Monday, March 16, 2009

Initializing the CherryPy server object

The CherryPy Python web application framework contains several abstractions related to an HTTP server. One of which is the Server class defined in _cpserver.py. In fact, the top-level server instance of the CherryPy package is an instance of this class. The Server class inherits from the ServerAdapter class which is defined in servers.py. Interestingly, the class serves as a wrapper, for other HTTP server classes. The constructor of ServerAdapter will accept a both a bus and a httpserver parameter. The bus parameter is a CherryPy website process bus as described here. The httpserver parameter can be any instance that implements the CherryPy server interface. Although this interface isn't formally defined, it can be easily inferred by looking at the CherryPy code.

So we have a Server class that inherits from ServerAdapter. The idea here is that many server instances may be started on a single CherryPy website process bus. One question I thought to ask was "if Server inherits from ServerAdapter and ServerAdapter is expecting a httpserver attribute, how do we specify this if the ServerAdapter constructor isn't invoked with this parameter?" In other words, the ServerAdapter isn't given a parameter that it needs by the Sever class.

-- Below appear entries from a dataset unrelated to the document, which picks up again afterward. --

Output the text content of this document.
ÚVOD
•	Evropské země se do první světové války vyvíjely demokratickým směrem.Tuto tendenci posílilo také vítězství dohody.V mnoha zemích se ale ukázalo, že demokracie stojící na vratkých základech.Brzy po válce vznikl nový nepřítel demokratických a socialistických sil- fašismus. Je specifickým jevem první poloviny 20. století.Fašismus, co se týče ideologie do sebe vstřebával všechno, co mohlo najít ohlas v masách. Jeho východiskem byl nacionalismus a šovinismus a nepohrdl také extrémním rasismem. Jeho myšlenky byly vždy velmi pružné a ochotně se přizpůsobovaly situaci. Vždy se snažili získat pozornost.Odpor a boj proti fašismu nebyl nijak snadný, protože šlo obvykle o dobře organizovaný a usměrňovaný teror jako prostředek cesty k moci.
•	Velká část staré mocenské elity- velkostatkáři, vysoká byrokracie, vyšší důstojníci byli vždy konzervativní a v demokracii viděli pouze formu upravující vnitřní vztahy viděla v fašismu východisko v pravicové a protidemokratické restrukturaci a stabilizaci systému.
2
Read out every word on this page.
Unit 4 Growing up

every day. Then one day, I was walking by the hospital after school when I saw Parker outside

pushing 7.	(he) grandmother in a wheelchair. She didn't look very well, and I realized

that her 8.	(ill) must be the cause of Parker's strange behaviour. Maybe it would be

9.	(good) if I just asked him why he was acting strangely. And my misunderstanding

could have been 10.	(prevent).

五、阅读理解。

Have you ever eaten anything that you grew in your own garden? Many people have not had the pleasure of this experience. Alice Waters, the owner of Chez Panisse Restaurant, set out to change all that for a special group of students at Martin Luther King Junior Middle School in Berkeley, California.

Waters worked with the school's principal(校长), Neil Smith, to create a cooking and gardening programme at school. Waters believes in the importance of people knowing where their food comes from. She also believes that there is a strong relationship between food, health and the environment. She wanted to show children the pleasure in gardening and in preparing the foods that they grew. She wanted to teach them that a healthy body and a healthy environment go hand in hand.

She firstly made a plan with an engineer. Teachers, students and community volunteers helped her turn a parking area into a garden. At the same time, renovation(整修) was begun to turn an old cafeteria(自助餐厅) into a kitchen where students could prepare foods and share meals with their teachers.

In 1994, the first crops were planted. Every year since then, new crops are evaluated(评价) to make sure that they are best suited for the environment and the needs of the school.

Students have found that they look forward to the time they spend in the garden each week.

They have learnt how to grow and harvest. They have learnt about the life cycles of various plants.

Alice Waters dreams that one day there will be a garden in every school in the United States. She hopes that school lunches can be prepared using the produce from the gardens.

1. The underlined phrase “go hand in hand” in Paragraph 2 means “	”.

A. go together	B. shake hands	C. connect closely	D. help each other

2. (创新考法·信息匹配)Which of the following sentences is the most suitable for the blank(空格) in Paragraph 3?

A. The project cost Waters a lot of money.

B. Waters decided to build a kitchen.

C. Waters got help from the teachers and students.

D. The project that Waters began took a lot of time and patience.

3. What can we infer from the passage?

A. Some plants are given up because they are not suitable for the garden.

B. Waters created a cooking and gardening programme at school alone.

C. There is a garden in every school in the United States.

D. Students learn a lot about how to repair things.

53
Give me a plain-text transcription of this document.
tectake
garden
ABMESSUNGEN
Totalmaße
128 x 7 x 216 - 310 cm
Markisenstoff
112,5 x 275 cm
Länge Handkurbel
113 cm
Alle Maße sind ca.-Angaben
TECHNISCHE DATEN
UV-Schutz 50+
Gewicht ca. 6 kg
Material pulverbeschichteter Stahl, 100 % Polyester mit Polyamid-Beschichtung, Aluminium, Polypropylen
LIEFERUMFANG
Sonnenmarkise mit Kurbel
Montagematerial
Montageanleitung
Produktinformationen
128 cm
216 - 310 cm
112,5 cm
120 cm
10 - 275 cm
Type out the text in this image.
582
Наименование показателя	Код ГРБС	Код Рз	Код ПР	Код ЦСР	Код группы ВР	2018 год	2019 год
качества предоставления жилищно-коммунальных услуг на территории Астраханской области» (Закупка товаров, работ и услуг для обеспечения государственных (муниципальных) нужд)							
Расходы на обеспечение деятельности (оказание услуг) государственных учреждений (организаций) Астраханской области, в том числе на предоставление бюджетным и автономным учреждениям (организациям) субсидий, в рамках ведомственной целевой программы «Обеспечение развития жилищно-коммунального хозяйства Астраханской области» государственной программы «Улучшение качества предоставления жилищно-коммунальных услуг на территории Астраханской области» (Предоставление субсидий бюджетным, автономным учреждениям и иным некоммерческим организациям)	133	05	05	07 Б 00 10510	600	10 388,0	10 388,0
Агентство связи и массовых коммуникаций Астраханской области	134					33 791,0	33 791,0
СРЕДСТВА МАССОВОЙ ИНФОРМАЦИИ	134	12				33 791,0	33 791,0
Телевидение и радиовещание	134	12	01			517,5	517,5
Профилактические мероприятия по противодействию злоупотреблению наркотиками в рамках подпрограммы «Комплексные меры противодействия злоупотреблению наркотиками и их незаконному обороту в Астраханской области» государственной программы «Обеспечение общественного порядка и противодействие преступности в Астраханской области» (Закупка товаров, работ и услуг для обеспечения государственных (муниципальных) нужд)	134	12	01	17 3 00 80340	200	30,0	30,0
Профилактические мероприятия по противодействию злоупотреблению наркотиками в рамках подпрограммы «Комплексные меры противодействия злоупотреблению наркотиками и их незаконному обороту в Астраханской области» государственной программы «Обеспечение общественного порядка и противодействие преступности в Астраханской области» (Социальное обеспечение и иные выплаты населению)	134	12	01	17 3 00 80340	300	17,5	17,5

It turns out that the start() method is overridden by Server. This method will then ensure that a httpserver object exists by invoking Server.
httpserver_from_self(). Developers can even specify an httpserver object after the Server instance has been created by setting the Server.instance attribute with the server object we would like to use. This is the first attribute checked by the Server.httpserver_from_self() method. The Server.instance attribute defaults to None, and if this is still the case once Server.httpserver_from_self() is invoked, it will simply create and return a new CPWSGIServer instance to use.

Now we can feel safe, knowing that there will always be an object available for ServerAdapter to manipulate. We left off at the Server.start() method creating the httpserver attribute. Once this is accomplished, the ServerAdapter.start() method is invoked because it is now safe to do so. One observation about the implementation; I'm not convinced that calling the ServerAdapter.start() method with an instance of self is the best design. This is the only way that Server instances can invoke behaviour on the ServerAdapter instance, even though in theory it is the same instance by inheritance. At the same time, we wouldn't be able to override the method and then call the inherited method if we were to call ServerAdaptor.__init__() from Server.__init__(). The alternative would be to have unique method names between the two classes. Then again, this might end up taking away from the design quality of ServerAdapter. So the question is, which class is more important in terms of design. Just something to think about, not that the current implementation is defective by any means. CherryPy is probably one of the more stable Python packages in existence.